For some companies with a high proportion of foreign ownership, large buybacks can effectively hedge against the outflow of major foreign shareholders. Take Tencent Holdings as an example, its South African major shareholder Naspers Limited sold 1.92 and 190 million shares in March 2018 and April 2021 respectively, while the company has bought back 206 million shares since 2023, accounting for 2.1% of the company's total share capital. The bank estimates that the repurchase amount reached 59.273 billion yuan, more than the number of shares sold by South African major shareholders in a single time. Naspers's shareholding has also fallen to 24.99 per cent from 31.17 per cent at the beginning of 2018. Considering the decline in the proportion of foreign shareholders, the bank believes that the buyback willingness of Hengke head can hedge the negative impact of the reduction of foreign shareholders on the stock price.

Investment strategy:

The bank judged that Hong Kong technology Internet companies are expected to usher in valuation repair. At present, the valuation of Hang Seng Technology Internet sector continues to be on the low side, which fully reflects the pessimistic expectations of global investors.
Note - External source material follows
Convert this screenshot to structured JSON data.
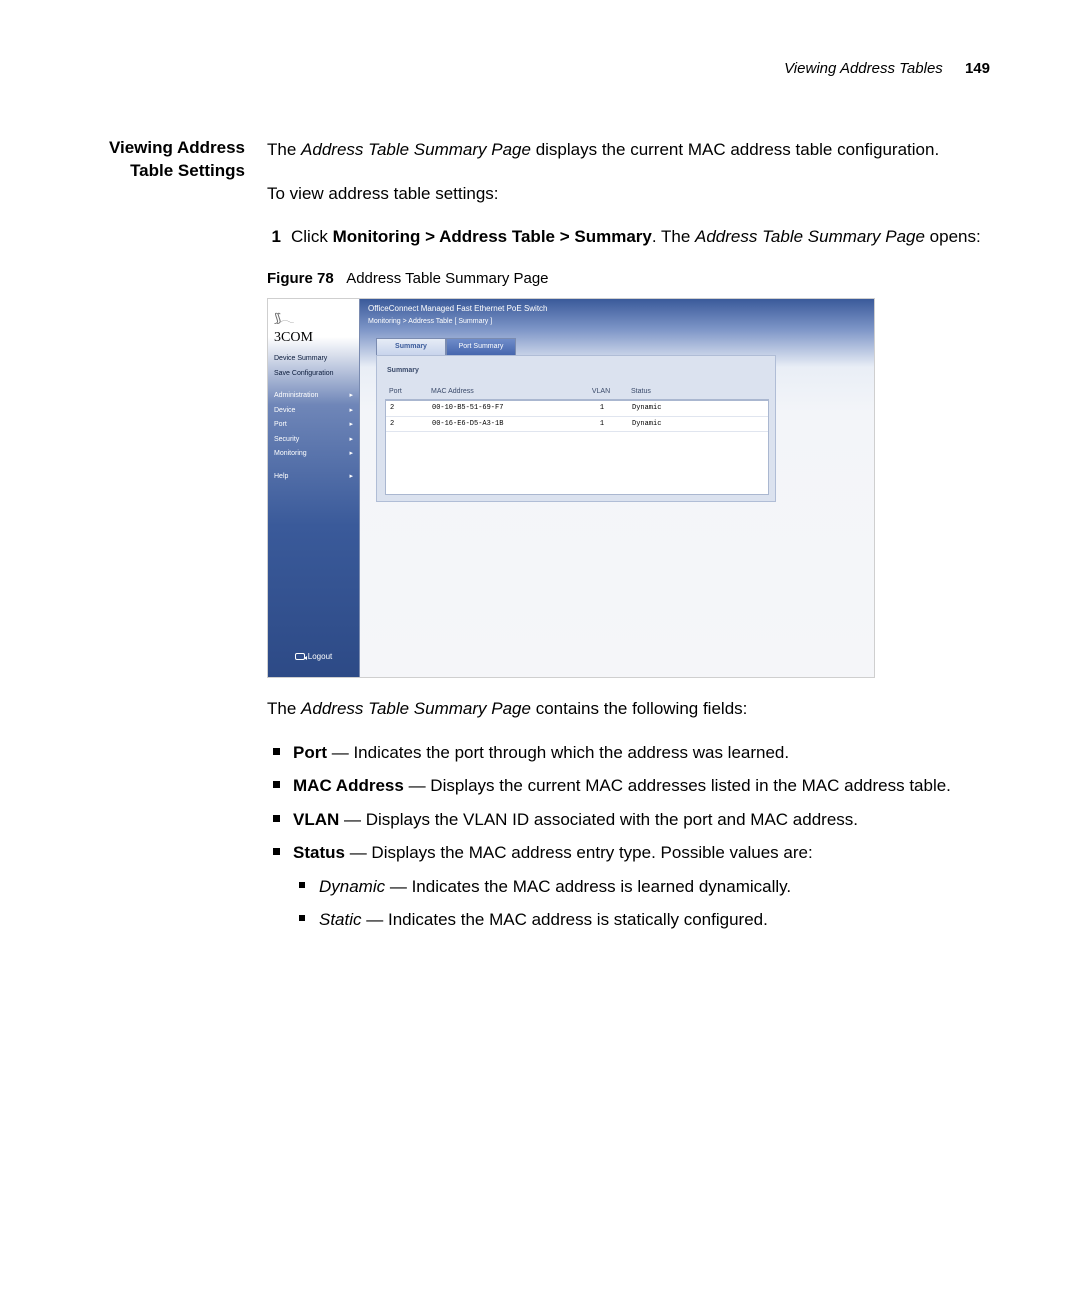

At the valuation level, the Hang Seng technology index PE absolute value and its relative sub-index valuation discount are both at a low of 10.4%. In terms of performance, the income and profit growth rate of Hengke head company hit bottom, the ratio of operating cash flow to net profit continued to improve, and the cash flow situation was better than that of similar companies in the United States. At the same time, the buyback scale of Hengke head company has increased significantly, and technology Internet companies represented by Ali and Tencent have launched large buybacks in the past two years, reflecting the positive attitude of industrial capital. The bank continues to be bullish on the long-term competitiveness of Chinese technology companies and their ability to iterate in the face of new technology trends such as AI, prompting investors to focus on opportunities for valuation repair for Hang Seng technology and Internet companies.
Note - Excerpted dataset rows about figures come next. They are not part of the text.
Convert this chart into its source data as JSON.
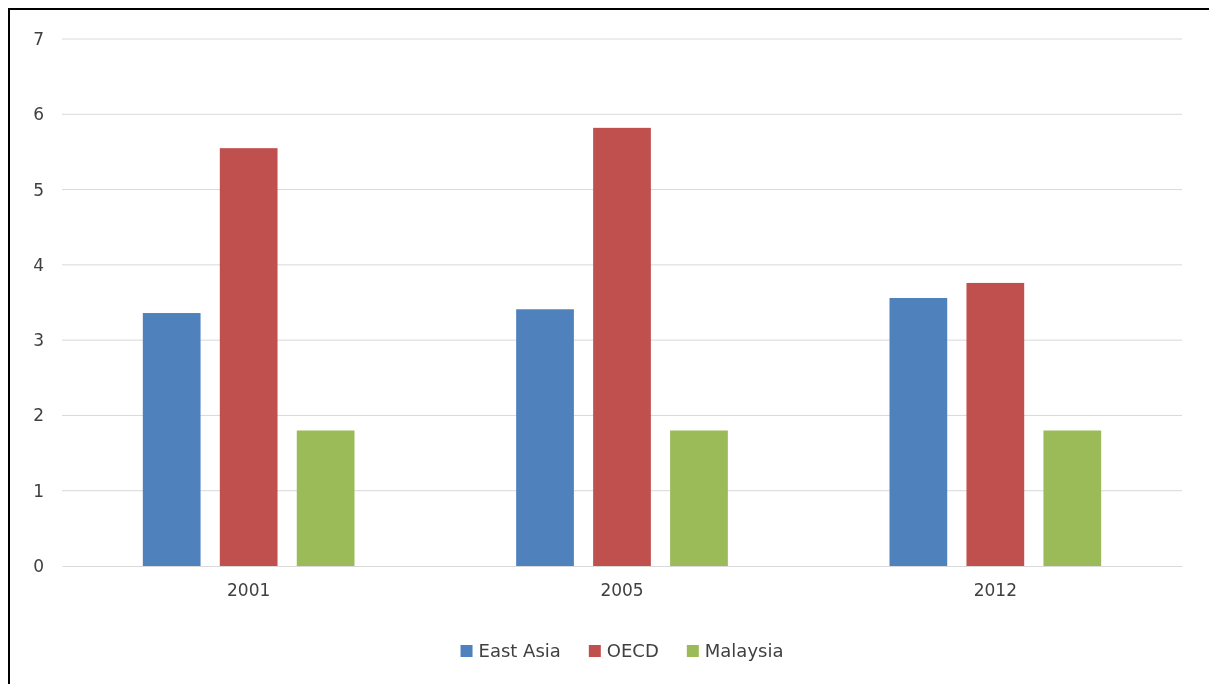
{
  "chart_data": {
    "type": "bar",
    "categories": [
      "2001",
      "2005",
      "2012"
    ],
    "series": [
      {
        "name": "East Asia",
        "color": "#4f81bd",
        "values": [
          3.36,
          3.41,
          3.56
        ]
      },
      {
        "name": "OECD",
        "color": "#c0504d",
        "values": [
          5.55,
          5.82,
          3.76
        ]
      },
      {
        "name": "Malaysia",
        "color": "#9bbb59",
        "values": [
          1.8,
          1.8,
          1.8
        ]
      }
    ],
    "ylim": [
      0,
      7
    ],
    "yticks": [
      0,
      1,
      2,
      3,
      4,
      5,
      6,
      7
    ],
    "grid": "y",
    "legend": "bottom"
  }
}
Risk factors: 1) policy regulation leads to further downward valuation of the sector; 2) macroeconomic growth slows, resulting in lower-than-expected growth in e-commerce, gaming, advertising and other industries; 3) the Fed's interest rate cut is not as fast as expected. RMB exchange rate continues to be under pressure; 4) Internet companies reduce costs and efficiency less than expected, resulting in lower-than-expected performance; new business and new market expansion falls short of expectations, or investment losses exceed expectations. 5) the impact of the new regulations on personal privacy and data security on advertising revenue exceeds expectations, which leads to lower-than-expected advertising revenue; 6) the risk of core shareholders' reduction.